A £1.4 billion plan proposes replacing much of the A303 route that runs past Stonehenge with a new route that includes a 2.9km (1.8 miles), deep-bored tunnel, just a few hundred meters south of the monument.
Running up to 40m beneath the ground and containing four lanes of traffic, the tunnel will pass to the south of the stones. In tunnelling terms, the project is relatively straightforward. With the exception of a higher-permeability area at the lowest point of the tunnel route – a region known as "Stonehenge Bottom" – the ground consists basically of chalk. But the Stonehenge tunnel faces a different challenge, arising from the fact that its two proposed entrances/exits lie within the world heritage site.

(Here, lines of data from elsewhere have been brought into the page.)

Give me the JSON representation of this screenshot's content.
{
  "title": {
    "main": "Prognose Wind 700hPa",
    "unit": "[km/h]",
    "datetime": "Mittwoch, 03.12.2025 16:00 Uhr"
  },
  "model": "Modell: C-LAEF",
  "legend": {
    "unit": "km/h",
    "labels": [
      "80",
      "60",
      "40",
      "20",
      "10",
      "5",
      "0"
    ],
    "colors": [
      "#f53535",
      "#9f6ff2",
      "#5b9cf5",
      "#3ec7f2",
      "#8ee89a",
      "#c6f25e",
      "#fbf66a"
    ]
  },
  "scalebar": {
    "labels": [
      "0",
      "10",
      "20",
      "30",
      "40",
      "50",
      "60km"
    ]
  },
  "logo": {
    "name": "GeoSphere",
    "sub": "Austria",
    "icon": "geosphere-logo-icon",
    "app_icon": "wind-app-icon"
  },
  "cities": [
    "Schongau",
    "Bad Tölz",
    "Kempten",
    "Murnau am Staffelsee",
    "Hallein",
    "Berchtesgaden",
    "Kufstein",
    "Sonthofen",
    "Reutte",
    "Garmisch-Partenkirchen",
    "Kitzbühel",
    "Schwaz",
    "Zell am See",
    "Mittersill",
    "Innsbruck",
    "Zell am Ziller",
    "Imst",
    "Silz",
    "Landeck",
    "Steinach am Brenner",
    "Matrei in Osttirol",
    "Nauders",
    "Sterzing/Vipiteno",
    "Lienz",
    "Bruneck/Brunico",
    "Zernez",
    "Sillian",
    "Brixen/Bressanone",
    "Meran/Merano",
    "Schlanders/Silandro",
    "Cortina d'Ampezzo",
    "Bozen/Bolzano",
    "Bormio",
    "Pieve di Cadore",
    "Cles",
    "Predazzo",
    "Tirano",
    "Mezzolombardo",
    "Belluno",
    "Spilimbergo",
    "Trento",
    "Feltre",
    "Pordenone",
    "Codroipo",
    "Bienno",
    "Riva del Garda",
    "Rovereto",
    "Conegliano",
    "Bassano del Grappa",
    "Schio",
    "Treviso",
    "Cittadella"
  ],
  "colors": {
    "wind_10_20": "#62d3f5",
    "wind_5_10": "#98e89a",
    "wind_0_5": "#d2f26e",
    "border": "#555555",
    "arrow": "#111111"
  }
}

The project is still at its early days, since construction can only start once the current proposal has gone through a four-year regulatory process. In the meantime, the team behind the project is working on the technical challenges of driving a tunnel through such a sensitive archaeological area.
It is not the first time a similar scheme has been suggested, but previous proposals had been withdrawn in the face of intense opposition. This time, however, many of those involved believe the project is closer to happening than ever before.
According to Highways England structural engineer Derek Parody that leads the effort, 2.9 km is the maximum length a tunnel can have before it becomes necessary to install ventilation shafts along its length. That is prohibitive in such a sensitive archaeological site – and so is the huge amount of surface infrastructure typically required for a tunnelling project of that length.
The precise method of tunnelling hasn't yet been determined, but it's a choice between two techniques: a conventional mining or excavation process that uses a concrete spray to form the tunnel lining, or the use of a boring machine that lays the lining as it moves through the ground.
The sprayed concrete lining method uses a dewatering process, whereby powerful pumps are used to remove groundwater from the area around the tunnel face to prevent it from collapsing. The advantage of this approach is that the excavated material is dry and relatively easy to process. Given that the project is expected to remove more than one million cubic meters of chalk, this is an important consideration. The disadvantage is that dewatering requires significant – though temporary – surface infrastructure. On the other hand, tunnel boring machine techniques – which use either slurry or a pressurized system to maintain the tunnel face – don't require dewatering but do produce a waste product which is more difficult to handle.
Ensuring that the tunnel construction doesn't destroy or interfere with any important archaeology consists a greater technical challenge, though. The Stonehenge team hopes that there will be no surprises once construction begins. "The perfect result for a scheme like this is that they avoid great archaeology rather than dig it up," says Phil McMahon, inspector of ancient monuments for Historic England, the body that advises the government on Stonehenge.
Archaeologists working on the project are currently using a range of geophysical tools, backed up by test digs, to probe the ground along the length of the route. The primary techniques being deployed are magnetometry, which uses sensors to detect variations within the Earth's magnetic field caused by buried features, and ground penetrating radar, which fires electromagnetic signals into the ground and detects reflected signals from structures that lie beneath. According to McMahon, these teams have already come up with a number of findings that have been fed back into the plans, including the discovery of a pair of Neolithic long barrows and a small henge along the route that runs to the west of the tunnel.
In such a well-studied area, however, running onto great archaeological discoveries is not considered probable. A far bigger priority is ensuring that the context of the wider landscape is preserved, such as that the sightlines between the area's various monuments and barrows – thought to have been deliberately designed by the Neolithic engineers of ancient Britain – are left intact.
Archaeology experts have already expressed their objections regarding the project, claiming that research about Stonehenge still has a long way to go, before revealing all of the monument's secrets. According to the University of Bradford archaeologist, Professor Vince Gaffney, leader of the Stonehenge Hidden Landscapes initiative, "The landscape is structured around the monument – you shouldn't be buggering around with the astronomic alignment and impacting on how people will experience it."
Overcoming the objections of experts like Professor Gaffney may be the biggest challenge the project faces. But McMahon is still optimistic that this can be achieved. "What is on the table at the moment – although it requires significant improvement in areas – is a generational opportunity to finally sort out the A303 at Stonehenge," he says. "This is a jewel in the crown of heritage. Being able to achieve an infrastructure scheme within it that protects all of its precious parts really would be a global exemplar."